Supercharging AI with structured data

Artificial intelligence is very good at producing answers. The problem is, without structured data, it often doesn’t know if those answers are right.
Our colleagues at XBRL US, led by Michelle Savage, put this to the test in a way that regulators and market participants should pay attention to.
They asked Anthropic’s Claude to analyse Johnson & Johnson’s 2024 financials. Without XBRL, the model pulled together a serviceable summary: total revenues, segment splits, a broad geographic breakdown. Then came the structured version. Using XBRL, Claude produced detailed subsegments, product-level revenues, and regional splits. In other words, actual analysis, not just headline figures dressed up as insight.
Without XBRL, Claude leaned on third-party sites like Yahoo, Motley Fool, and even Wikipedia to fill in the gaps. With XBRL, it drew directly from the company’s official filings. If you’re running the analysis, which version would you rather base your decisions on?

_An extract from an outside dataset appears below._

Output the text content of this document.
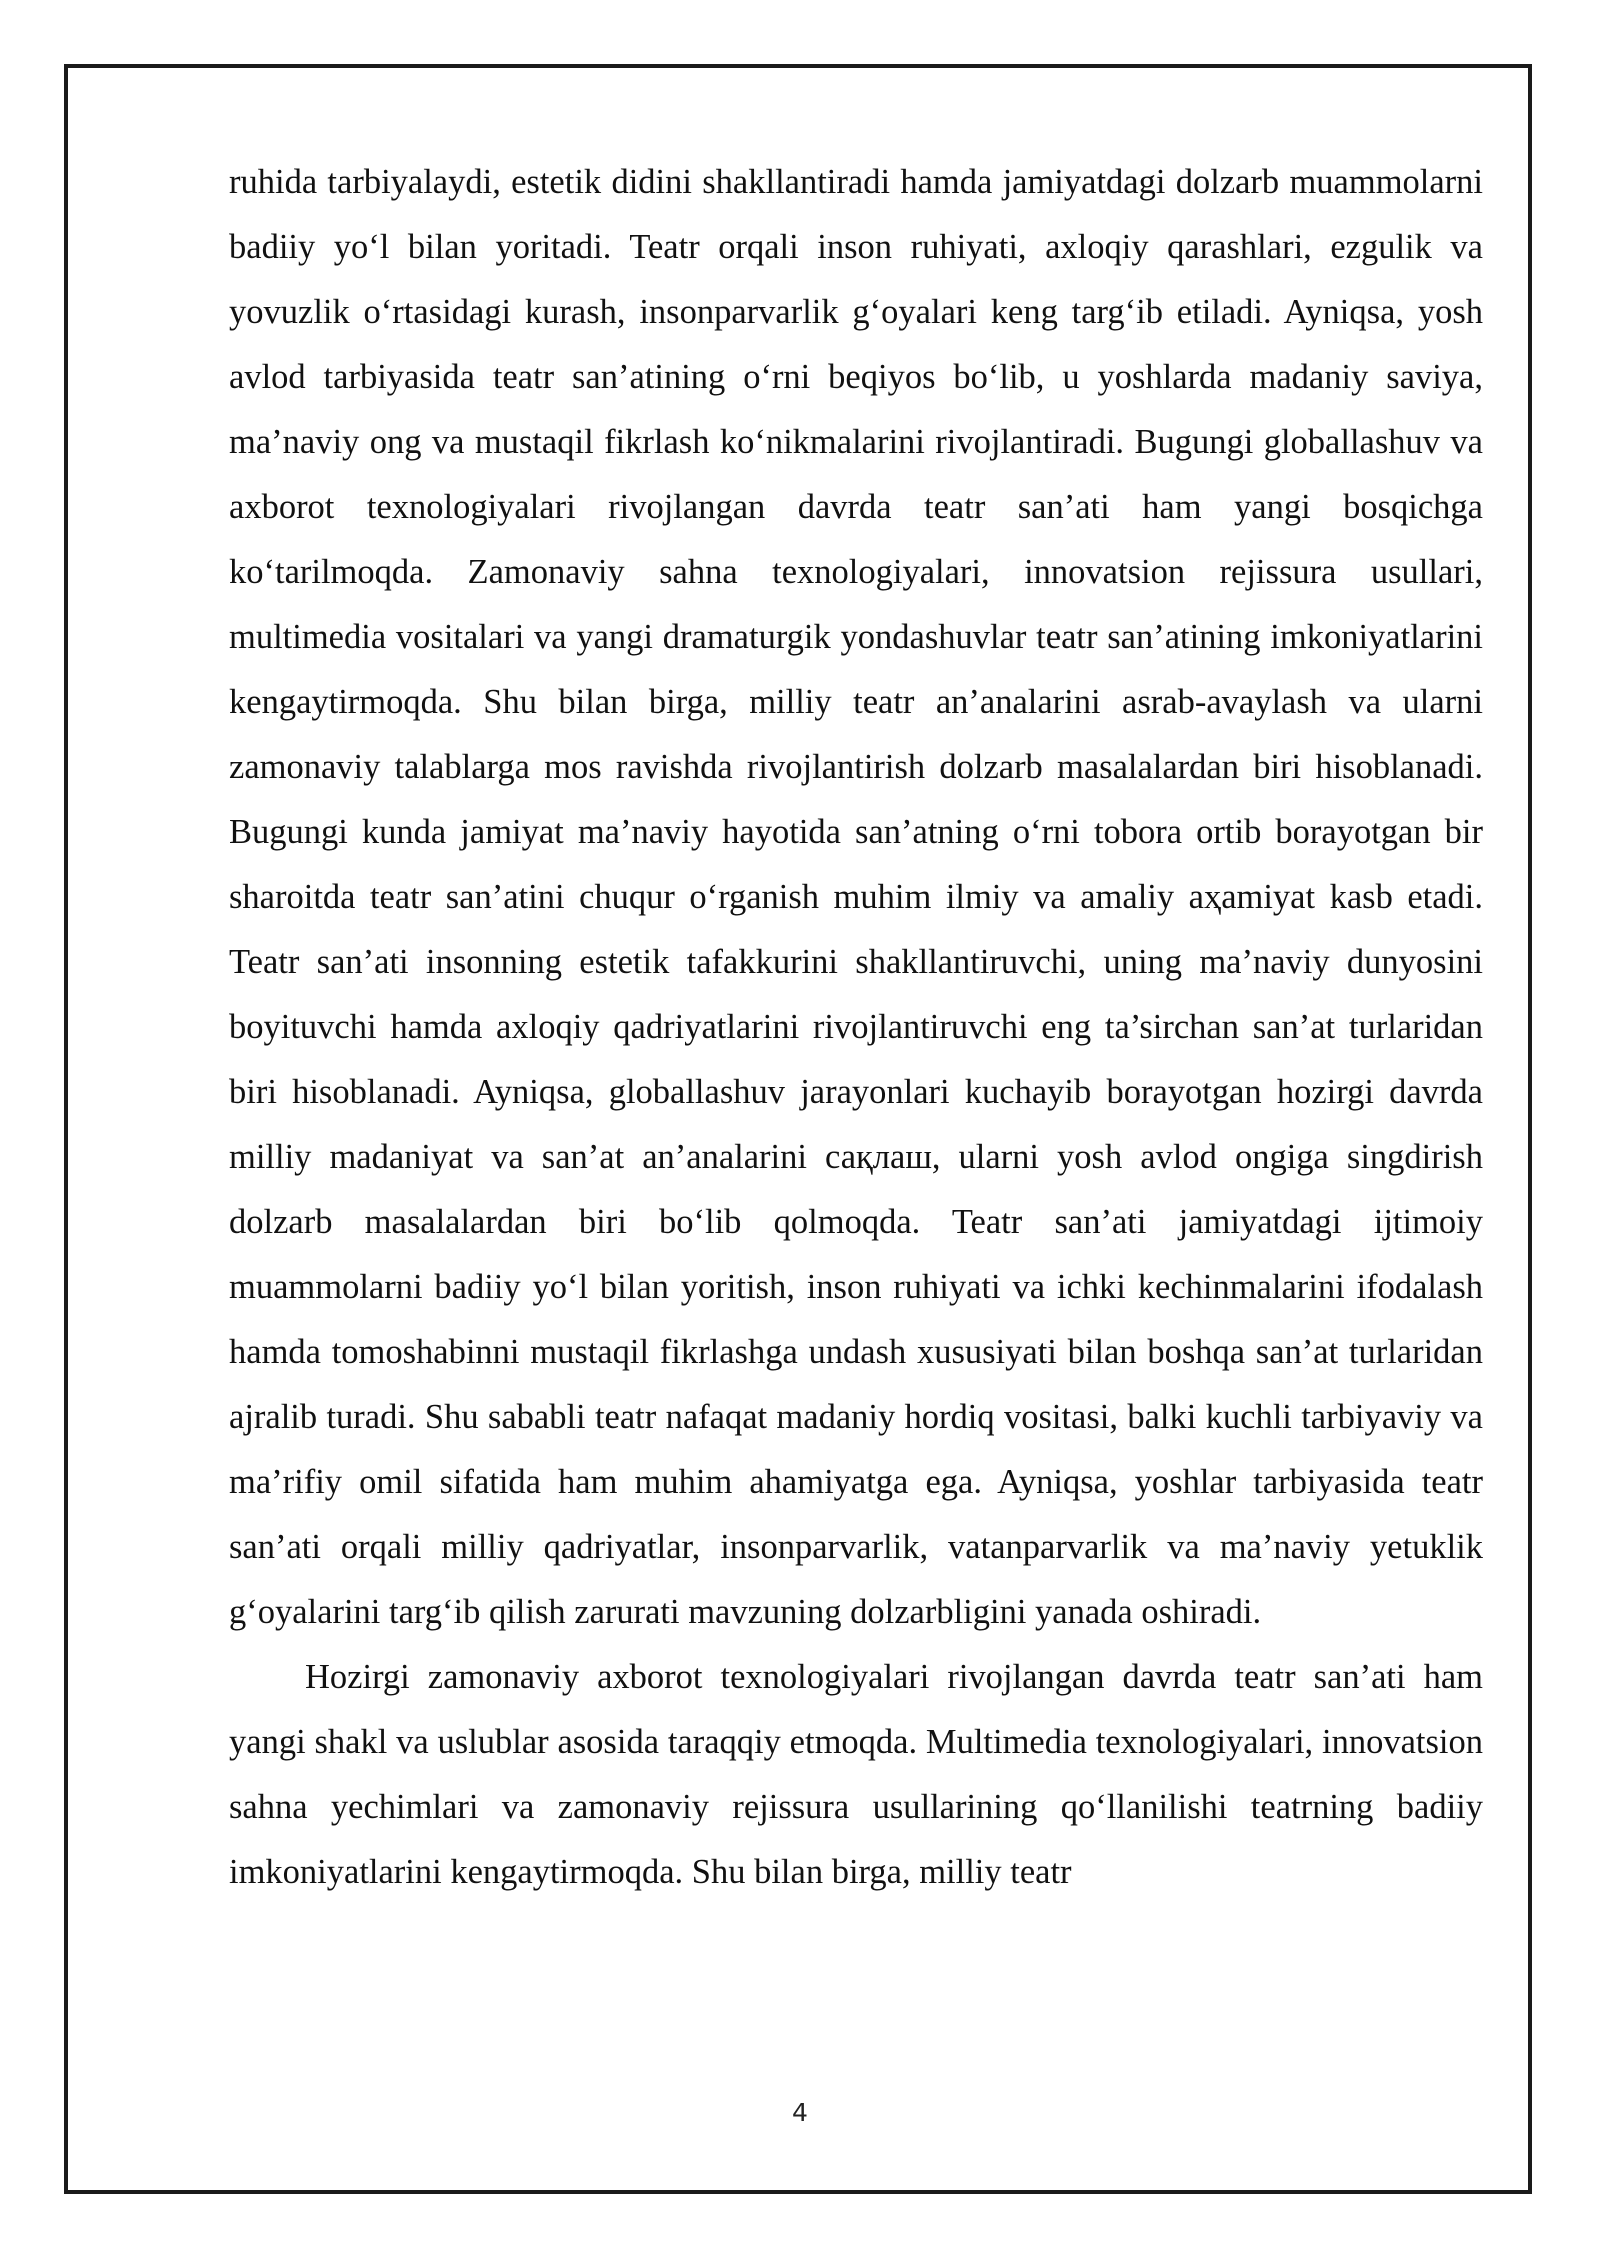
ruhida tarbiyalaydi, estetik didini shakllantiradi hamda jamiyatdagi dolzarb muammolarni badiiy yo‘l bilan yoritadi. Teatr orqali inson ruhiyati, axloqiy qarashlari, ezgulik va yovuzlik o‘rtasidagi kurash, insonparvarlik g‘oyalari keng targ‘ib etiladi. Ayniqsa, yosh avlod tarbiyasida teatr san’atining o‘rni beqiyos bo‘lib, u yoshlarda madaniy saviya, ma’naviy ong va mustaqil fikrlash ko‘nikmalarini rivojlantiradi. Bugungi globallashuv va axborot texnologiyalari rivojlangan davrda teatr san’ati ham yangi bosqichga ko‘tarilmoqda. Zamonaviy sahna texnologiyalari, innovatsion rejissura usullari, multimedia vositalari va yangi dramaturgik yondashuvlar teatr san’atining imkoniyatlarini kengaytirmoqda. Shu bilan birga, milliy teatr an’analarini asrab-avaylash va ularni zamonaviy talablarga mos ravishda rivojlantirish dolzarb masalalardan biri hisoblanadi. Bugungi kunda jamiyat ma’naviy hayotida san’atning o‘rni tobora ortib borayotgan bir sharoitda teatr san’atini chuqur o‘rganish muhim ilmiy va amaliy aҳamiyat kasb etadi. Teatr san’ati insonning estetik tafakkurini shakllantiruvchi, uning ma’naviy dunyosini boyituvchi hamda axloqiy qadriyatlarini rivojlantiruvchi eng ta’sirchan san’at turlaridan biri hisoblanadi. Ayniqsa, globallashuv jarayonlari kuchayib borayotgan hozirgi davrda milliy madaniyat va san’at an’analarini сақлаш, ularni yosh avlod ongiga singdirish dolzarb masalalardan biri bo‘lib qolmoqda. Teatr san’ati jamiyatdagi ijtimoiy muammolarni badiiy yo‘l bilan yoritish, inson ruhiyati va ichki kechinmalarini ifodalash hamda tomoshabinni mustaqil fikrlashga undash xususiyati bilan boshqa san’at turlaridan ajralib turadi. Shu sababli teatr nafaqat madaniy hordiq vositasi, balki kuchli tarbiyaviy va ma’rifiy omil sifatida ham muhim ahamiyatga ega. Ayniqsa, yoshlar tarbiyasida teatr san’ati orqali milliy qadriyatlar, insonparvarlik, vatanparvarlik va ma’naviy yetuklik g‘oyalarini targ‘ib qilish zarurati mavzuning dolzarbligini yanada oshiradi.

Hozirgi zamonaviy axborot texnologiyalari rivojlangan davrda teatr san’ati ham yangi shakl va uslublar asosida taraqqiy etmoqda. Multimedia texnologiyalari, innovatsion sahna yechimlari va zamonaviy rejissura usullarining qo‘llanilishi teatrning badiiy imkoniyatlarini kengaytirmoqda. Shu bilan birga, milliy teatr

4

This is the point regulators and market participants need to absorb. AI doesn’t remove the need for standards; it exposes it. A taxonomy isn’t a bureaucratic checklist, it’s the structure that tells machines what they are looking at and how the pieces fit together. Without it, AI is effectively operating without bearings. That might be fine for casual commentary, but it’s not a basis for reliable financial analysis.
There’s also a wider point. AI will, of course, continue to improve. But even the most advanced model is only as good as the information it is given. We wouldn’t trust a self-driving car on roads without signs or markings, and we shouldn’t trust financial AI without structured data.
Michelle’s experiment makes the point in practice: give AI structure, and you get precision. Leave it to scavenge unstructured data, and you get noise. Regulators who want reliable machine analysis should be drawing the same conclusion.